2nd pillar is a good insurance policy as that cover the majority of your exposure. However, insurance is limited because it only protects you from one type of liability: accidents/negligence. Insurance doesn’t protect you from any part of the sale or acquisition of a property (e.x. Somebody wanting to sue for you backing out of a bad deal or accusing you of selling them a property with defects like unknown termite damage). Insurance also doesn’t protect you from misunderstandings, especially those made in writing and email. What happens in these misunderstandings is that something goes wrong either in the sale or after, and then they sue you for some statement you made that they “misunderstood”. That lawsuit is a claim for fraud, and that’s what fraud typically is...a misunderstanding and someone being “injured” and wanting to hold the other responsible for it. Insurance never protects you from these kinds of claims and they happen all the time.
3rd pillar applies after you have good insurance You need to protect yourself from what insurance doesn’t cover by compartmentalizing your assets. Compartmentalization means that if something happens to one property they can't touch you or the other properties. You should use either LLC's (the old and expensive way) or a Series LLC (the new and more cost/time effective way). No matter where you live or where you own assets, I personally recommend the Series LLC to be a great tool for the individual investor who is planning to expand their operation, as it allows for you to scale infinitely for FREE- check out this article to learn more.
4th pillar is somewhat similar - you want to separate your operations from your assets.

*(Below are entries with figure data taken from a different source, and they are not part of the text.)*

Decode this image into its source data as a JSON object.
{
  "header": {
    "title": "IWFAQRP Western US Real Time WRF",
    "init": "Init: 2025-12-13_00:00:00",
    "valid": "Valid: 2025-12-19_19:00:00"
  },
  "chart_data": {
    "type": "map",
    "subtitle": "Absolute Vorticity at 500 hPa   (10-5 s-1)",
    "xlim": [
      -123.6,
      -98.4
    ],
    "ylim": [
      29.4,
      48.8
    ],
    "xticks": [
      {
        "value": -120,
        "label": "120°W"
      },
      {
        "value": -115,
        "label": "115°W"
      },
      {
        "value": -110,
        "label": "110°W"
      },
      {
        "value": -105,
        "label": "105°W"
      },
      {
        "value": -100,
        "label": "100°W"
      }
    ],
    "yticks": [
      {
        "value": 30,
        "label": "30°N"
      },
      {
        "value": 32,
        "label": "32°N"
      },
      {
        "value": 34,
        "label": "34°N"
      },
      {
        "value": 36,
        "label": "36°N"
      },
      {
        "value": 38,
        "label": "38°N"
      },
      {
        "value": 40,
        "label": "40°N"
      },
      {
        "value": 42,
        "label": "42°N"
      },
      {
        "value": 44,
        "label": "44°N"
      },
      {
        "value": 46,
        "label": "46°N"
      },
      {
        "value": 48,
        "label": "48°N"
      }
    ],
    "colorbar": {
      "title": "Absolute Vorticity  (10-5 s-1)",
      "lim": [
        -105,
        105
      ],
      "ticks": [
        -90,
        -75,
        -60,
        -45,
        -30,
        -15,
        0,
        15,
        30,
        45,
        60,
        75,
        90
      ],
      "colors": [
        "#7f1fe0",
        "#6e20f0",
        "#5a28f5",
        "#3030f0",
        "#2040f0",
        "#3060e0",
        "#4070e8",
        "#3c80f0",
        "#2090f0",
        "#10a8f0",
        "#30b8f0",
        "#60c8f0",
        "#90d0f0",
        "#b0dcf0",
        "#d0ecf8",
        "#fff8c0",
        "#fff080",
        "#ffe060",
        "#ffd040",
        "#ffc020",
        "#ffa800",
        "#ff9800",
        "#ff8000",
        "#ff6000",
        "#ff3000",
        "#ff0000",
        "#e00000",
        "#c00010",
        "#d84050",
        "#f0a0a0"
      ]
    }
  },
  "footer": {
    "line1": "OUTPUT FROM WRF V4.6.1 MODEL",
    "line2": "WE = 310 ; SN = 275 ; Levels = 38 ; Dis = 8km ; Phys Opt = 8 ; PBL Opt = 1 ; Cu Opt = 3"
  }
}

One company owns everything and does nothing (this is your SLLC a/k/a "asset holding company") and a completely separate company handles all of your operations (this is a traditional LLC a/k/a "operating company") For the operating company which serves as your face to the world and through which you do all your business, you establish a Traditional LLC to carry out the operations of your investments. The operating company takes on all of the liability that would otherwise blow back on you including: paying property management, paying contractors, collecting rent, marketing, etc.
5th pillar is owning everything anonymously. If people don't know what you own, then they are less likely to sue. People don't sue people that qualify for food stamps. This anonymity can be accomplished for free by using Trusts to own your companies as well as the assets. Trusts create this anonymity by removing your name from public record. Even if they can see you used to own a property, when properly transferred it will look like it was sold to investors. If they somehow guess you are the owner still, it doesn't matter because you are not the owner. The trust and the LLC are the owner of the asset/real estate, so even in the scenario that they guess, they guess wrong.
Realistically I would say that meeting with an experienced attorney to see what you risk is before you decide how to move forward. I would always be careful taking advice on forums, too, as all the people giving advice aren't in your seat - and they don't have skin in your game. Best to get educated and make the best decision for you based on that knowledge.
This is not legal advice, just my opinion as a real estate investor.